Pescara. L’Italia per il terzo anno consecutivo si conferma la prima in Europa nel campo del riciclo. Lo rivela il terzo “Rapporto nazionale sull’economia circolare in Italia 2021”, preparato dal CENCircular Economy Network (la rete promossa dalla Fondazione per lo sviluppo sostenibile assieme a un gruppo di aziende e associazioni di impresa) e da Enea, e presentato stamani. Sommando i punteggi di ogni settore dell’economia circolare, l’Italia è prima con 79, seguita dalla Francia con 68, dalla Germania e Spagna con 65 e dalla Polonia con 54
Nella produzione circolare il nostro Paese ottiene 26 punti, con un distacco di 5 punti dalla Francia. Per la produttività delle risorse siamo in testa alla classifica.
Ogni kg di risorsa consumata genera in Italia 3,3 euro di Pil, contro una media europea di 1,98 euro. In termini di quota di energia rinnovabile utilizzata rispetto al consumo totale di energia, l’Italia perde il suo primato: con il 18,2% scende al secondo posto, dietro alla Spagna (18,4%), ma davanti a Germania (17,4%), Francia (17,2%) e Polonia (12,2%). Il
riciclo dei rifiuti urbani nel 2019, secondo i dati Ispra, è stato del 46,9%, in linea con la media europea,
posizionando l’Italia al secondo posto dopo la Germania.
La percentuale di riciclo di tutti i rifiuti è invece al 68%, nettamente superiore alla media europea (57%), al primo posto fra le principali economie europee. Il tasso di utilizzo circolare di materia in Italia nel 2019 è stato del 19,3%: superiore alla media dell’Ue27 (all’11,9%), inferiore a quello francese (20,1%), ma superiore a quello tedesco (12,2%). Per quanto riguarda l’occupazione nei settori della riparazione, del riutilizzo e del riciclo, l’Italia è al secondo posto: dietro alla Polonia, davanti a Francia, Germania e Spagna.
Nel 2018 nell’Ue27 le persone occupate nei settori dell’economia circolare sono state oltre 3,5 milioni. Con 519.000 occupati l’Italia si è attestata al secondo posto dopo la Germania (680.000 occupati). Per investimenti e occupazione l’Italia è al quarto posto, dopo la Spagna, la Polonia e la Germania, ma è ultima fra le grandi economie europee per numero di brevetti.
Nel 2016 risultano depositati 14 brevetti italiani su un totale di 269 in UE (67 solo in Germania).
Per quanto riguarda il noleggio e leasing di apparecchiature per uffici, compresi i computer, tra le 5 più grandi economie europee è il nostro Paese ad avere la presenza più numerosa di imprese, ma con un fatturato che rimane più basso rispetto ad altri Paesi. Sul fronte della riparazione e riutilizzo, ci sono da registrare le oltre 25.000 aziende di riparazione di beni elettronici, ma anche di altri beni personali (vestiario, calzature, orologi, gioielli, mobilia, ecc.).
Il nostro Paese in questo settore è al terzo posto tra le cinque economie più importanti d’Europa, dietro a
Francia (oltre 33.000 imprese) e Spagna (oltre 28.600).
La posizione di Edo Ronchi, presidente del Circular Economy Network
“Nella corsa verso un nuovo modello circolare, il nostro Paese è tra i paesi leader in Europa, ma stiamo perdendo posizioni. un’occasione che non possiamo mancare, non solo per l’ambiente, ma anche per la competitività delle aziende italiane.

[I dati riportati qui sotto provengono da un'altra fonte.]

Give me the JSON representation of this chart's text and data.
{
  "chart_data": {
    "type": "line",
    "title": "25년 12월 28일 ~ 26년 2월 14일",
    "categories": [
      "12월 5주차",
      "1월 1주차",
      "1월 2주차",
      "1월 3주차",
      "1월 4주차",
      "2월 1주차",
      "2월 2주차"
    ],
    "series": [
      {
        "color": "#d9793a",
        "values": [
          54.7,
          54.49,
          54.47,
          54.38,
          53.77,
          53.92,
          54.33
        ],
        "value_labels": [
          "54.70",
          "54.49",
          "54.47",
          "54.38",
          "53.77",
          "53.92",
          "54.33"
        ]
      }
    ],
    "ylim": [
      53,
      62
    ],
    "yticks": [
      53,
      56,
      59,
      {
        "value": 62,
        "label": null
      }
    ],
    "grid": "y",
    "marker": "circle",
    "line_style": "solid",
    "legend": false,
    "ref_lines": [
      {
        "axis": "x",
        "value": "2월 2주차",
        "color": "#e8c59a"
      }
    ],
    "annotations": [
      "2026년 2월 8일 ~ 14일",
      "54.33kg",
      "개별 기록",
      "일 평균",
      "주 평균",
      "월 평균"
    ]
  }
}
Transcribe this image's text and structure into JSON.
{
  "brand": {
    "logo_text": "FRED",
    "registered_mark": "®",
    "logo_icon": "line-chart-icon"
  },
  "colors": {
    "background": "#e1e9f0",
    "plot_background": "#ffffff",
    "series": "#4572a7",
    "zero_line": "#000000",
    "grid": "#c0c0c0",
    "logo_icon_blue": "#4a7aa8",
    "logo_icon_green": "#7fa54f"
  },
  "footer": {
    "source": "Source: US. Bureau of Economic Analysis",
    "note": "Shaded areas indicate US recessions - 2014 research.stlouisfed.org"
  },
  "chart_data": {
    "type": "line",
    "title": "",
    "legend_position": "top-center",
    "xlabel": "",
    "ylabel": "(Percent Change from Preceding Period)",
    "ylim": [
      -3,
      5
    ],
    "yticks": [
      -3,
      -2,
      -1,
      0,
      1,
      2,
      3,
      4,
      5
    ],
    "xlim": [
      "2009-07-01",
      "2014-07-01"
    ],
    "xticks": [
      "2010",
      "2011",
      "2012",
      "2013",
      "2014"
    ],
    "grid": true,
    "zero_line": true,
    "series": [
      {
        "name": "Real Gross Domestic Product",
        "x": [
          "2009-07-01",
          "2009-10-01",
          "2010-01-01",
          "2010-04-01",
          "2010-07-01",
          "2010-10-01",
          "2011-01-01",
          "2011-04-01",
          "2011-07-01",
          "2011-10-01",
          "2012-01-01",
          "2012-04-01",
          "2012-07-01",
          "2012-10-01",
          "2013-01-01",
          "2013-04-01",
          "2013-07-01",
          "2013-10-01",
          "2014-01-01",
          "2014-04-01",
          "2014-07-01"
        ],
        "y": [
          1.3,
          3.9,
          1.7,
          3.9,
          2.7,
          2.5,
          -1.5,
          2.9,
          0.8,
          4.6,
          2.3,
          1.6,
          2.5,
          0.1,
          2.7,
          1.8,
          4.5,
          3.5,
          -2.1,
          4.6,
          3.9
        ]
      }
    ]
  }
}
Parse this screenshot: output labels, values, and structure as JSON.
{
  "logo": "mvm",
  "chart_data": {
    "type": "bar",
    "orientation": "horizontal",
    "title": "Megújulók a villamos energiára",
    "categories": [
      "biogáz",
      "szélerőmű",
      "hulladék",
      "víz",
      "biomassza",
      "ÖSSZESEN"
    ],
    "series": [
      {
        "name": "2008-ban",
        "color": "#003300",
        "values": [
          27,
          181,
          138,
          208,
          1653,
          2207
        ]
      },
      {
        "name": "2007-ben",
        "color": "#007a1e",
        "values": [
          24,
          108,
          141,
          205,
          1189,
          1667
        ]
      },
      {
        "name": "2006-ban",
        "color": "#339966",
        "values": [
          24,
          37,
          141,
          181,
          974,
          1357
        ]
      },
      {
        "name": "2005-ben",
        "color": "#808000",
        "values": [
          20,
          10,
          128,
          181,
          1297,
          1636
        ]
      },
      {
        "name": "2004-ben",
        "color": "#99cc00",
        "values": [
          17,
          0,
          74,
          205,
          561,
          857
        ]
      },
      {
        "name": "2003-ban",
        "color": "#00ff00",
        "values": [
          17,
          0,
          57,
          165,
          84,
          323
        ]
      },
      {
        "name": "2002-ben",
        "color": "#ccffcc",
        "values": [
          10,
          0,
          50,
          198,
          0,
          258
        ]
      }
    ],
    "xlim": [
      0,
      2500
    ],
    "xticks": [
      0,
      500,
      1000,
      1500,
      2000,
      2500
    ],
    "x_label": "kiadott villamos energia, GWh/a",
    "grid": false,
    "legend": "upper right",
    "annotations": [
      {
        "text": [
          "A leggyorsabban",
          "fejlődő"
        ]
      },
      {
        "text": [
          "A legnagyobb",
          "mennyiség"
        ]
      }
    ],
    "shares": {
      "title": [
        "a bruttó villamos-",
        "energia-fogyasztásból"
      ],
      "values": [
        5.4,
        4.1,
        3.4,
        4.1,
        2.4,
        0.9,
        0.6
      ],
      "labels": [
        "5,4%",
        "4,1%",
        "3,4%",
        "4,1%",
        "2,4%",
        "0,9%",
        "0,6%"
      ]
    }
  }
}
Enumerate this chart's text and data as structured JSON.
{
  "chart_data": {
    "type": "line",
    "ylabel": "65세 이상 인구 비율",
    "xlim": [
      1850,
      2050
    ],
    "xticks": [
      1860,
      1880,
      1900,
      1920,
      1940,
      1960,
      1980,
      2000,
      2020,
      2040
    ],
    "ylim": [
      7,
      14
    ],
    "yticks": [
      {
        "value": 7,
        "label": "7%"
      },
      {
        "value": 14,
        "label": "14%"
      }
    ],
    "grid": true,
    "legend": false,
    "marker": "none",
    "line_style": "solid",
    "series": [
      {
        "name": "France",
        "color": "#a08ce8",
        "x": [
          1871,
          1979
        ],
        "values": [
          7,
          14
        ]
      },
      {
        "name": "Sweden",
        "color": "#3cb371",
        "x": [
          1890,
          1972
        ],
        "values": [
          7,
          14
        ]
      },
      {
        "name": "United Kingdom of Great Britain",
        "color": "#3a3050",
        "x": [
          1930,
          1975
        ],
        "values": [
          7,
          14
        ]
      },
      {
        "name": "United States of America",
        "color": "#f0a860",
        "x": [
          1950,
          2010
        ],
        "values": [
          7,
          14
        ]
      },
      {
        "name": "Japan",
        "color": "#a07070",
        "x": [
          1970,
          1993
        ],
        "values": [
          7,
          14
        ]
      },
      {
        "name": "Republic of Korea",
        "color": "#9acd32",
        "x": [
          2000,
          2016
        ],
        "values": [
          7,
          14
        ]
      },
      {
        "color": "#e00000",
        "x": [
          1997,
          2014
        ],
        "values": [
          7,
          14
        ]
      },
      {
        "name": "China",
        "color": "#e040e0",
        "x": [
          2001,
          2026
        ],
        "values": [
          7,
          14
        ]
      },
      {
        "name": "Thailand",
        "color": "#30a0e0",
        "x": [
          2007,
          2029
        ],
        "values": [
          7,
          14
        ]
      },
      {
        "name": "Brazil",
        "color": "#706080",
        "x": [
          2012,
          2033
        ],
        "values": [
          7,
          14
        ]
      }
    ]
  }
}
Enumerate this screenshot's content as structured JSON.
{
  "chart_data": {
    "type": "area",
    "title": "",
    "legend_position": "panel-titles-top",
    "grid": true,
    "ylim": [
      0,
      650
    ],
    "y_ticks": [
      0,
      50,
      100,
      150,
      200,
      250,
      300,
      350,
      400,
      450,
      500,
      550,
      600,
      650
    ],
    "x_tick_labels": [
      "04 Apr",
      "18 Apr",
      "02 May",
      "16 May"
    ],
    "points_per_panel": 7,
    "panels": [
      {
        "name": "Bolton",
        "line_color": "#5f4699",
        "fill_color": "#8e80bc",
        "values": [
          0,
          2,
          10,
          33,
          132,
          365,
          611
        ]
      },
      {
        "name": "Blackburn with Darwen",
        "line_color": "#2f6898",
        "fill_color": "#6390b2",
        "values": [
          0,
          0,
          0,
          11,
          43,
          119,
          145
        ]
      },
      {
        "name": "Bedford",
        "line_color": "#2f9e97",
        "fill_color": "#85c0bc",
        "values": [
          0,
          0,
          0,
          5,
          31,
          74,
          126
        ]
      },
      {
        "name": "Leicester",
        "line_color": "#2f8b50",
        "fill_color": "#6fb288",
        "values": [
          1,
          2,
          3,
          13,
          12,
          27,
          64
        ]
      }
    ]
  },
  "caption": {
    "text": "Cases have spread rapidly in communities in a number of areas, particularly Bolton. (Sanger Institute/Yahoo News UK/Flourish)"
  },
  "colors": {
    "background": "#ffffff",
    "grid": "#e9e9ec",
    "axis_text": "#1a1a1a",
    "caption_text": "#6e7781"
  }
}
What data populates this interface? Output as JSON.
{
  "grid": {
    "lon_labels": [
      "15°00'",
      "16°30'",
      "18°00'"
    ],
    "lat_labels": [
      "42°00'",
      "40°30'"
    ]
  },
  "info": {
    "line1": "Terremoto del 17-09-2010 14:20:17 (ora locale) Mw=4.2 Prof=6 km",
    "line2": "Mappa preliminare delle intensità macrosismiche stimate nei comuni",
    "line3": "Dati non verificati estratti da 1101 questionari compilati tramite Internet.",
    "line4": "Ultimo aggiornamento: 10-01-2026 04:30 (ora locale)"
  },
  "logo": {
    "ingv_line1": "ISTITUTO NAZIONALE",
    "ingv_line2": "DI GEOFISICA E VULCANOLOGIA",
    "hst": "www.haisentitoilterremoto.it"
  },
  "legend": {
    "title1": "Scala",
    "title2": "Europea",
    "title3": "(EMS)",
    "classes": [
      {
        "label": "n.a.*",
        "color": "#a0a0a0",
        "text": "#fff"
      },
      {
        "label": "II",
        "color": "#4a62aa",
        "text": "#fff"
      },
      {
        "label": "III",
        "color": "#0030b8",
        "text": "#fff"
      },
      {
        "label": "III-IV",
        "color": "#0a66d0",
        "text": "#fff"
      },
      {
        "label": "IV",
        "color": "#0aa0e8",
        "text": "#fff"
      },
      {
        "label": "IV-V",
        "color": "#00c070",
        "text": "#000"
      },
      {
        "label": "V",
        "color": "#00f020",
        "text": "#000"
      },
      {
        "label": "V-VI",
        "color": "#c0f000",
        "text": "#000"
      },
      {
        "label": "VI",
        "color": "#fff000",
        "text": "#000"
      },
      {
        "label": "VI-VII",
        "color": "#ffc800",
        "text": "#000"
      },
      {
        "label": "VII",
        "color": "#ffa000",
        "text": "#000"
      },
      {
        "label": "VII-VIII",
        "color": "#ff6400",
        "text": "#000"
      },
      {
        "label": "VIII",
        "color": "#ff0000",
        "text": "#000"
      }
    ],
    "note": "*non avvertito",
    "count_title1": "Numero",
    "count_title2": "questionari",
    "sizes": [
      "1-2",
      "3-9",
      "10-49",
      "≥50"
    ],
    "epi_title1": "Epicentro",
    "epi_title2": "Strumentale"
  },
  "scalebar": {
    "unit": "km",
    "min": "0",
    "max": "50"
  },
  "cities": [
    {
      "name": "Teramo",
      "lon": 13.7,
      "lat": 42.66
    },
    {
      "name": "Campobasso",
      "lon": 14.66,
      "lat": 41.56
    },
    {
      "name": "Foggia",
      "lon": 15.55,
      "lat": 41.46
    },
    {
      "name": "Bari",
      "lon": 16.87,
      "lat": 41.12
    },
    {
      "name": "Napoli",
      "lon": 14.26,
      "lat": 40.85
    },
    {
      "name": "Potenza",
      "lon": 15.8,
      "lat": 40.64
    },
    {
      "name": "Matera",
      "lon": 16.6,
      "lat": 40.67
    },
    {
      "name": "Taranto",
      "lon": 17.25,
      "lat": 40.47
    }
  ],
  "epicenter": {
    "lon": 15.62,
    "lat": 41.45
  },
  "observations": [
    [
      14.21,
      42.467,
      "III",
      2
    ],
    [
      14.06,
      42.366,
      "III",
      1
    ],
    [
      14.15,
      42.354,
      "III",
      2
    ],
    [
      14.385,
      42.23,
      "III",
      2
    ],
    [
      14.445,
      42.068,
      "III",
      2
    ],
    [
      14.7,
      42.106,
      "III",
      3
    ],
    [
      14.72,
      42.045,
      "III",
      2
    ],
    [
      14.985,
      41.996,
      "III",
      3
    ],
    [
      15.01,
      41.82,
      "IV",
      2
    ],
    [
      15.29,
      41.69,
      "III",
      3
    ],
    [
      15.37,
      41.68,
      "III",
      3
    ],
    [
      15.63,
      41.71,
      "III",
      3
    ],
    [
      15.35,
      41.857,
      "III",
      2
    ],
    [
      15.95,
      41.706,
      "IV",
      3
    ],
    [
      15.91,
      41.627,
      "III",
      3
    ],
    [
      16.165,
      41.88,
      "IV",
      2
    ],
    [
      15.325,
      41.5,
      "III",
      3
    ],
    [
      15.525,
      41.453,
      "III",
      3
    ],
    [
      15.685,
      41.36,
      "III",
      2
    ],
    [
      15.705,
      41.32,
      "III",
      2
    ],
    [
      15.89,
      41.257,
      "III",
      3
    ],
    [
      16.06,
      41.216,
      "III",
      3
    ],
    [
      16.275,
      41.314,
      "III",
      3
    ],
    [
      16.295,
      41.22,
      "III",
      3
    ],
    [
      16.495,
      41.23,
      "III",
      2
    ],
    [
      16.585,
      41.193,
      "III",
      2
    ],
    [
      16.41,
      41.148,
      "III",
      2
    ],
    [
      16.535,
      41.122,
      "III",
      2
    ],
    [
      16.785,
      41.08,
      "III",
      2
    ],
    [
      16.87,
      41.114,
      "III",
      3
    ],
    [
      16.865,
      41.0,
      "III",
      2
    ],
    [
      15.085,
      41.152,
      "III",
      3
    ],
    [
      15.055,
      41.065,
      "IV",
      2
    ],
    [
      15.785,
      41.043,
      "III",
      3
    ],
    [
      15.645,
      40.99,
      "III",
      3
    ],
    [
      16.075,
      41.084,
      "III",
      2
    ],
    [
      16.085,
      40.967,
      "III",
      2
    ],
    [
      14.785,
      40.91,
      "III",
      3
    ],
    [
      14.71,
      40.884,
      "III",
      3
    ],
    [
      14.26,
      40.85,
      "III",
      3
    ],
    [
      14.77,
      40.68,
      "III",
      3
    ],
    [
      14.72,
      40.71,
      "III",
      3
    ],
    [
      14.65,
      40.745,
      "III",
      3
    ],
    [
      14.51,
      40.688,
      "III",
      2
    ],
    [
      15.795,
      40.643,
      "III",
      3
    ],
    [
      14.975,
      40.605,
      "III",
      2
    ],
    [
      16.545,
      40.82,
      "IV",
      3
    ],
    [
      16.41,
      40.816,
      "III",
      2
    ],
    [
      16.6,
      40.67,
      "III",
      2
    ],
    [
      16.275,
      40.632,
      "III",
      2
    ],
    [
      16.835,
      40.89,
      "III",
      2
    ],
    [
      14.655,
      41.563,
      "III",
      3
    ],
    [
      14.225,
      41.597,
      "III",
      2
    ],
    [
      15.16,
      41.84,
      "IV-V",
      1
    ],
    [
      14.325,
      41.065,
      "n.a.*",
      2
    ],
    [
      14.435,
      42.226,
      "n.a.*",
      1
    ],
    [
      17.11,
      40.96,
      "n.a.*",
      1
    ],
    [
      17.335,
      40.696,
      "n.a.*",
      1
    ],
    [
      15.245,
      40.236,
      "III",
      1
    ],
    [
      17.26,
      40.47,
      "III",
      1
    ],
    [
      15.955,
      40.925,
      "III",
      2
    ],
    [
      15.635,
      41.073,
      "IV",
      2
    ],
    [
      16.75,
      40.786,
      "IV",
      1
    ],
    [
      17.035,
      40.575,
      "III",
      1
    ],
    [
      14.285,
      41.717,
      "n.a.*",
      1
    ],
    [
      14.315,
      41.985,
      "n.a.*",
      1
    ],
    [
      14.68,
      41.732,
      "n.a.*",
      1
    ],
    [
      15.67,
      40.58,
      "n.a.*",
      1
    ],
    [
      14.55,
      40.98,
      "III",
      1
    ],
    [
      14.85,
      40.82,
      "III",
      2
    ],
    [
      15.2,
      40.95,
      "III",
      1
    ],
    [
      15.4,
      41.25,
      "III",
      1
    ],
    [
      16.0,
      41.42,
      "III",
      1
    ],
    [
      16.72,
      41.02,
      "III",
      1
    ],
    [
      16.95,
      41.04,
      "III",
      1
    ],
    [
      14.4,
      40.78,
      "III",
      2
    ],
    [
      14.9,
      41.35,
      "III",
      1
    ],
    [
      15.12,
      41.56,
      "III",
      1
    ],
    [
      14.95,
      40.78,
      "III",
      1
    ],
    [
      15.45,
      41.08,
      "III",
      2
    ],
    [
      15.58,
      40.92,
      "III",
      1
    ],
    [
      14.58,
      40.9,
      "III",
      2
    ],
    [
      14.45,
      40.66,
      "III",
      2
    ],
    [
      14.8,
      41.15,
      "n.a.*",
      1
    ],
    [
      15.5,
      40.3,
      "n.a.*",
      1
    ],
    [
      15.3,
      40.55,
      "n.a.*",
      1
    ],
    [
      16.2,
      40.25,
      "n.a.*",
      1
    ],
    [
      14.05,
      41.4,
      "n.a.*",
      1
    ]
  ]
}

Il Pnrr (Piano nazionale di ripresa e resislienza, o Recovery Plan) può dare una spinta importante per superare gli ostacoli che frenano l’innovazione e valorizzare al meglio le potenzialità italiane, e per la ripresa degli investimenti e dell’occupazione”.
Lo ha detto stamani Edo Ronchi, presidente del Circular Economy Network, presentando il “Rapporto nazionale sull’economia circolare in Italia 2021” preparato dal suo network e dall’Enea.
“Presi dalle emergenze, in Italia stiamo sottovalutando la portata del cambiamento europeo in atto verso l’economia circolare – ha aggiunto Ronchi -. La sfida più importante che abbiamo ora di fronte è la definizione del Piano nazionale di ripresa e resilienza. Il nuovo governo e in particolare il nuovo Ministero della Transizione ecologica hanno il compito di migliorare e completare l’attuale bozza: bisogna rafforzare le misure per l’economia circolare. Occorre assegnarle un ruolo strategico nel Piano nazionale per la Transizione ecologica”.